Alors que le don d’une sculpture de Jeff Koons à la Ville de Paris a fait couler beaucoup d’encre, il a également mis en lumière un métier rare, exercé par les ex-galeristes de l’artiste, Emmanuelle et Jérôme de Noirmont : producteur de projets artistiques complexes. Faut-il le rappeler, après les attentats du Bataclan en novembre 2015, quand l’ambassade des États-Unis à Paris avec à sa tête Jane D. Hartley décide de faire un geste à l’égard des Parisiens et sollicite Jeff Koons, les Noirmont entrent rapidement dans le jeu. « Jane D. Hartley s’est tournée vers nous et, dès janvier 2016, nous nous sommes retrouvés au cœur du projet, faisant le lien entre l’ambassadrice, l’artiste et la directrice du fonds de dotation de Paris », se souvient Emmanuelle de Noirmont. L’artiste conçoit son Bouquet of Tulips et la mairie de Paris propose plusieurs sites pour accueillir la future sculpture. Les Noirmont argumentent en faveur d’un lieu « symbolique » : place de Tokyo, entre deux avenues portant le nom de présidents américains, mais surtout entre deux institutions majeures, le Musée d’art moderne de la Ville et le Palais de Tokyo, conférant une légitimité muséale au travail de Koons.

Faire le lien

Le site est inscrit, mais les Noirmont obtiennent un accord verbal des architectes des Bâtiments de France. L’artiste définit alors la taille de sa sculpture en fonction du décor : soit une œuvre monumentale de 33 tonnes et 12 mètres de haut, dont le coût de production s’élève à 3,5 millions d’euros. Ses ex-galeristes, qui mènent une vingtaine de projets par an pour le compte de galeries ou d’institutions au sein de leur structure Noirmont Art Production, vont alors rechercher le mécénat financier, assurer les avances de fonds, suivre la production dans les ateliers de fabrication allemands où Jeff Koons a ses habitudes. « Nous avons réduit les coûts au maximum, car nous sommes spécialisés dans les grosses productions », poursuit celle qui a par exemple permis au Panorama d’Eva Jospin de voir le jour en 2016 dans la cour carrée du Louvre.

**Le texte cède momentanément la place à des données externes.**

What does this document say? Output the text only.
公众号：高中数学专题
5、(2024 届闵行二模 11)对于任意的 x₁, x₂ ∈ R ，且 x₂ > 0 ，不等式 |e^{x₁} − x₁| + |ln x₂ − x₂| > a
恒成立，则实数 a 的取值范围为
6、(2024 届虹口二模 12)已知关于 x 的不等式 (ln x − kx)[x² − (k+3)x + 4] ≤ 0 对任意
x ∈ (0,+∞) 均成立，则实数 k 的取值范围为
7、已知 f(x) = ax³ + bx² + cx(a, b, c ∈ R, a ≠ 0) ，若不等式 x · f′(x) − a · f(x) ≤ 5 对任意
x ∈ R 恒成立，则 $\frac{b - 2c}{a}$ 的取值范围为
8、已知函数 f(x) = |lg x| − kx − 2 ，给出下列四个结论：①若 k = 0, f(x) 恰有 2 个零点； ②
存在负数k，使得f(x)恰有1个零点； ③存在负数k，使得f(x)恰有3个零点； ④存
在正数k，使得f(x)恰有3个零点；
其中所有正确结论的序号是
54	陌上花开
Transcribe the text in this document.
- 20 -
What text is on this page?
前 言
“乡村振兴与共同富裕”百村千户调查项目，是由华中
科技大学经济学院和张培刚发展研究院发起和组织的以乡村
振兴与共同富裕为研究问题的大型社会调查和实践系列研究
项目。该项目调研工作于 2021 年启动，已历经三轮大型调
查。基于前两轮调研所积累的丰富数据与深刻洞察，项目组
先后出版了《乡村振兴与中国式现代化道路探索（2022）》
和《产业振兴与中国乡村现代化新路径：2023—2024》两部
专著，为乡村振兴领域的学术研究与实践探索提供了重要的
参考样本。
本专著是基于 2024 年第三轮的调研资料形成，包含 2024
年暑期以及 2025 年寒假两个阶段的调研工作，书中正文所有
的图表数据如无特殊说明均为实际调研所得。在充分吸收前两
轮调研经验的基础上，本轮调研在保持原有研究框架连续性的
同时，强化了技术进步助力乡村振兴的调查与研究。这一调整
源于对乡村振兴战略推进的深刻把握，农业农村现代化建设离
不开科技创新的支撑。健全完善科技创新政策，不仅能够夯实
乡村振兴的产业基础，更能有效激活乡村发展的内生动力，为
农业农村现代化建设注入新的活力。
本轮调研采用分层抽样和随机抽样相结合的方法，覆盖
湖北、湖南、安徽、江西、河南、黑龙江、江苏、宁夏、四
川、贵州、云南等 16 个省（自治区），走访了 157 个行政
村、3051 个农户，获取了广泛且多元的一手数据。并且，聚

Pour Emmanuelle de Noirmont, ce nouveau métier est appelé à se développer. « Le marché prend de plus en plus de temps aux galeries, et les institutions ont de moins en moins de budget. C’est pourquoi nous nous sommes lancés dans la production, qui occupe une part croissante de l’accompagnement artistique, en intervenant en sous-traitance sur des opérations exceptionnelles », précise-t-elle.

Après le public, le privé

Si les Noirmont ont un modèle économique assez spécifique, car ils lancent souvent leurs propres projets selon l’intérêt stratégique des artistes et avancent les fonds pour la production d’œuvres qui seront ensuite vendues par les galeries, d’autres opérateurs se sont en revanche créés pour répondre à de grands événements publics festifs ou à des commandes d’art dans des espaces privés. Ainsi la société de produciton Arter a mis son savoir-faire au service de l’Observatoire de la lumière de Daniel Buren sur les ailes de la Fondation Vuitton, le créateur de projets artistiques Manifesto de la suspension de Julio Le Parc au centre commercial Muse près du Centre Pompidou Metz, l’agence Eva Albarran de Monumenta 2014 avec les Kabakov, Artevia de l’exposition de préfiguration de l’ancien R4, etc.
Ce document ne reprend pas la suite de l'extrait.